Os resultados indicam que a grande maioria das vagas oferecidas a pessoas com deficiência (PcDs) são para posições operacionais, representando 98,5% dos postos de trabalho, enquanto apenas 1,5% são destinadas a cargos técnicos ou de liderança.
Apesar da concentração em funções operacionais, 31% das candidaturas espontâneas enviadas por profissionais PcD são direcionadas a vagas técnicas e gerenciais, sinalizando um interesse crescente por posições de maior qualificação.
Metade das organizações que utilizam o portal Inclui PcD já disponibiliza todo o seu leque de vagas – desde cargos de entrada até cargos de liderança e especialistas – para pessoas com deficiência, superando a exigência legal de cotas.

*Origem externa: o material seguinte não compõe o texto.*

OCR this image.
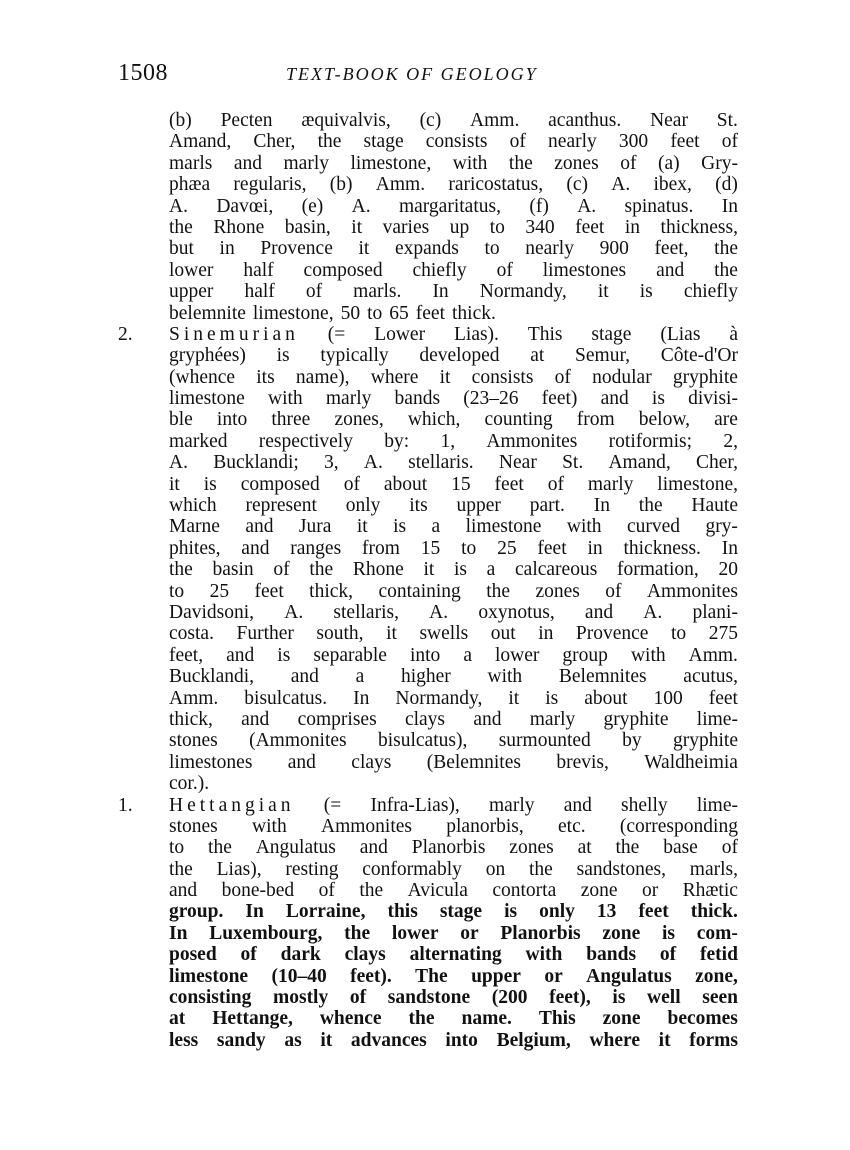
1508	TEXT-BOOK OF GEOLOGY
(b) Pecten æquivalvis, (c) Amm. acanthus. Near St.
Amand, Cher, the stage consists of nearly 300 feet of
marls and marly limestone, with the zones of (a) Gry-
phæa regularis, (b) Amm. raricostatus, (c) A. ibex, (d)
A. Davœi, (e) A. margaritatus, (f) A. spinatus. In
the Rhone basin, it varies up to 340 feet in thickness,
but in Provence it expands to nearly 900 feet, the
lower half composed chiefly of limestones and the
upper half of marls. In Normandy, it is chiefly
belemnite limestone, 50 to 65 feet thick.
2. Sinemurian (= Lower Lias). This stage (Lias à
gryphées) is typically developed at Semur, Côte-d'Or
(whence its name), where it consists of nodular gryphite
limestone with marly bands (23–26 feet) and is divisi-
ble into three zones, which, counting from below, are
marked respectively by: 1, Ammonites rotiformis; 2,
A. Bucklandi; 3, A. stellaris. Near St. Amand, Cher,
it is composed of about 15 feet of marly limestone,
which represent only its upper part. In the Haute
Marne and Jura it is a limestone with curved gry-
phites, and ranges from 15 to 25 feet in thickness. In
the basin of the Rhone it is a calcareous formation, 20
to 25 feet thick, containing the zones of Ammonites
Davidsoni, A. stellaris, A. oxynotus, and A. plani-
costa. Further south, it swells out in Provence to 275
feet, and is separable into a lower group with Amm.
Bucklandi, and a higher with Belemnites acutus,
Amm. bisulcatus. In Normandy, it is about 100 feet
thick, and comprises clays and marly gryphite lime-
stones (Ammonites bisulcatus), surmounted by gryphite
limestones and clays (Belemnites brevis, Waldheimia
cor.).
1. Hettangian (= Infra-Lias), marly and shelly lime-
stones with Ammonites planorbis, etc. (corresponding
to the Angulatus and Planorbis zones at the base of
the Lias), resting conformably on the sandstones, marls,
and bone-bed of the Avicula contorta zone or Rhætic
group. In Lorraine, this stage is only 13 feet thick.
In Luxembourg, the lower or Planorbis zone is com-
posed of dark clays alternating with bands of fetid
limestone (10–40 feet). The upper or Angulatus zone,
consisting mostly of sandstone (200 feet), is well seen
at Hettange, whence the name. This zone becomes
less sandy as it advances into Belgium, where it forms
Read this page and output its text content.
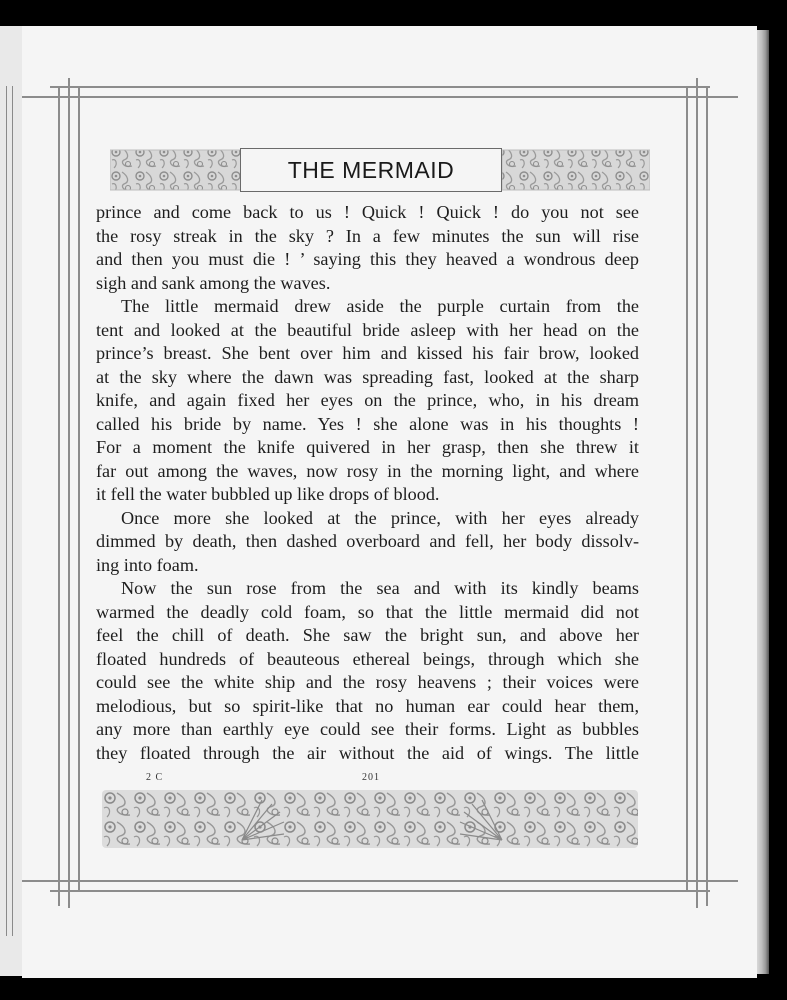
THE MERMAID
prince and come back to us ! Quick ! Quick ! do you not see
the rosy streak in the sky ? In a few minutes the sun will rise
and then you must die ! ’ saying this they heaved a wondrous deep
sigh and sank among the waves.
The little mermaid drew aside the purple curtain from the
tent and looked at the beautiful bride asleep with her head on the
prince’s breast. She bent over him and kissed his fair brow, looked
at the sky where the dawn was spreading fast, looked at the sharp
knife, and again fixed her eyes on the prince, who, in his dream
called his bride by name. Yes ! she alone was in his thoughts !
For a moment the knife quivered in her grasp, then she threw it
far out among the waves, now rosy in the morning light, and where
it fell the water bubbled up like drops of blood.
Once more she looked at the prince, with her eyes already
dimmed by death, then dashed overboard and fell, her body dissolv-
ing into foam.
Now the sun rose from the sea and with its kindly beams
warmed the deadly cold foam, so that the little mermaid did not
feel the chill of death. She saw the bright sun, and above her
floated hundreds of beauteous ethereal beings, through which she
could see the white ship and the rosy heavens ; their voices were
melodious, but so spirit-like that no human ear could hear them,
any more than earthly eye could see their forms. Light as bubbles
they floated through the air without the aid of wings. The little
2 C	201
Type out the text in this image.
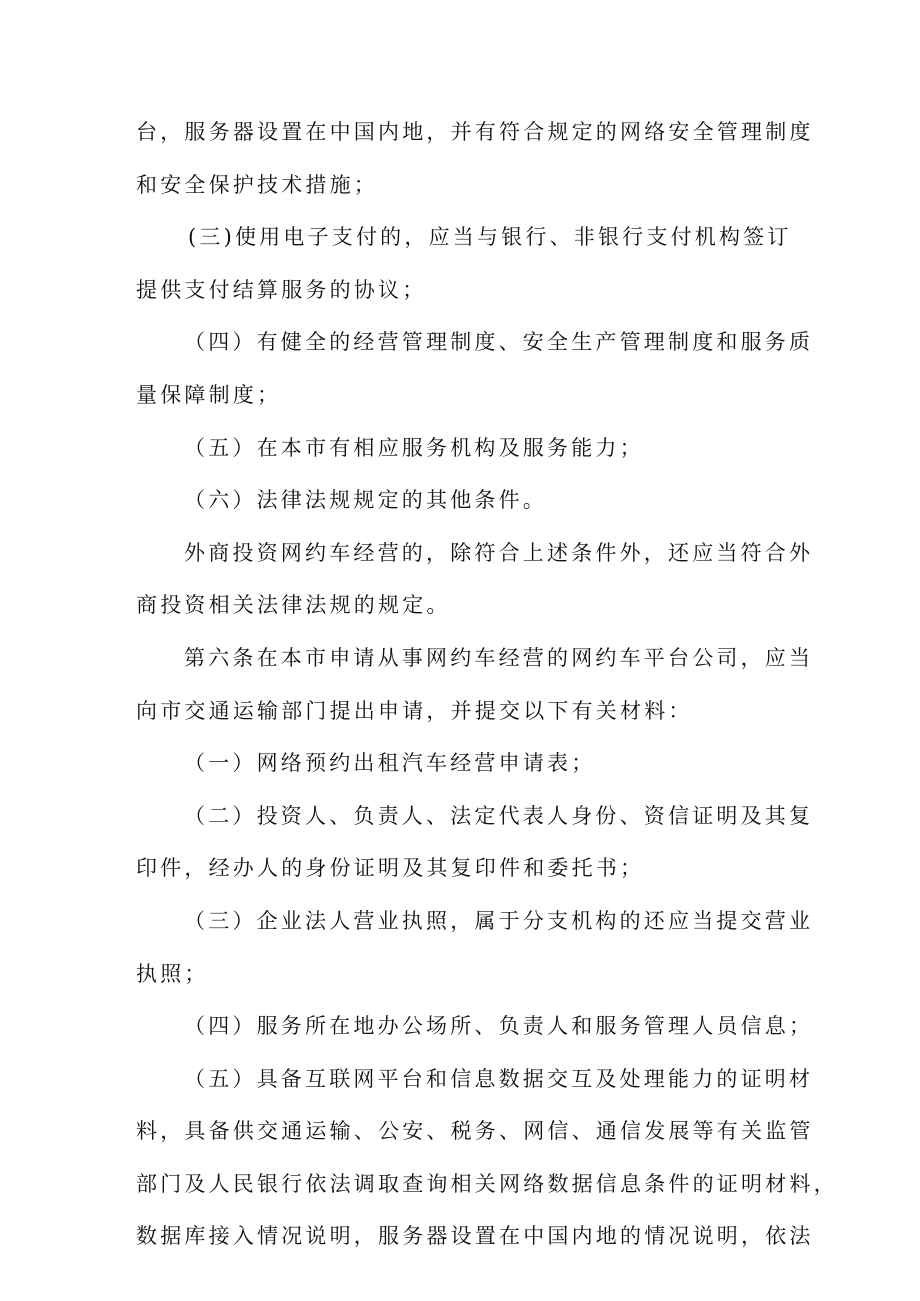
台，服务器设置在中国内地，并有符合规定的网络安全管理制度
和安全保护技术措施；
(三)使用电子支付的，应当与银行、非银行支付机构签订
提供支付结算服务的协议；
（四）有健全的经营管理制度、安全生产管理制度和服务质
量保障制度；
（五）在本市有相应服务机构及服务能力；
（六）法律法规规定的其他条件。
外商投资网约车经营的，除符合上述条件外，还应当符合外
商投资相关法律法规的规定。
第六条在本市申请从事网约车经营的网约车平台公司，应当
向市交通运输部门提出申请，并提交以下有关材料：
（一）网络预约出租汽车经营申请表；
（二）投资人、负责人、法定代表人身份、资信证明及其复
印件，经办人的身份证明及其复印件和委托书；
（三）企业法人营业执照，属于分支机构的还应当提交营业
执照；
（四）服务所在地办公场所、负责人和服务管理人员信息；
（五）具备互联网平台和信息数据交互及处理能力的证明材
料，具备供交通运输、公安、税务、网信、通信发展等有关监管
部门及人民银行依法调取查询相关网络数据信息条件的证明材料，
数据库接入情况说明，服务器设置在中国内地的情况说明，依法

Djalma Scartezini, co‑fundador da Egalite e CEO da Rede Empresarial de Inclusão Social, explicou que o predomínio de vagas operacionais decorre do peso do varejo na base da pirâmide econômica, mas ressaltou a falta de oportunidades de gestão para PcDs: “Eu, como executivo com deficiência, também não estou contente de ver poucos pares com deficiência em cargos de direção. O que é positivo é que esse número tem avançado.”
A pesquisa ainda apontou que a pretensão salarial mediana dos candidatos PcD é de R$ 1.450, valor inferior ao salário mínimo vigente (R$ 1.621), indicando que muitos profissionais chegam a processos seletivos aceitando remunerações abaixo do que lhes é legalmente garantido.
Outro ponto crítico revelado pelos dados é a drástica redução das vagas remotas e híbridas para PcDs, que caíram de 28,4% em 2024 para apenas 0,8% em 2026. Guilherme Braga, CEO da Egalite, destacou o impacto: “O modelo de trabalho remoto remove barreiras cruciais de mobilidade urbana e transporte público inacessível para pessoas com deficiência física.”
Os autores da pesquisa alertam que a combinação de baixa representatividade em cargos de liderança, salários abaixo do mínimo e a diminuição do trabalho remoto pode limitar a inclusão efetiva de profissionais com deficiência no mercado de trabalho brasileiro.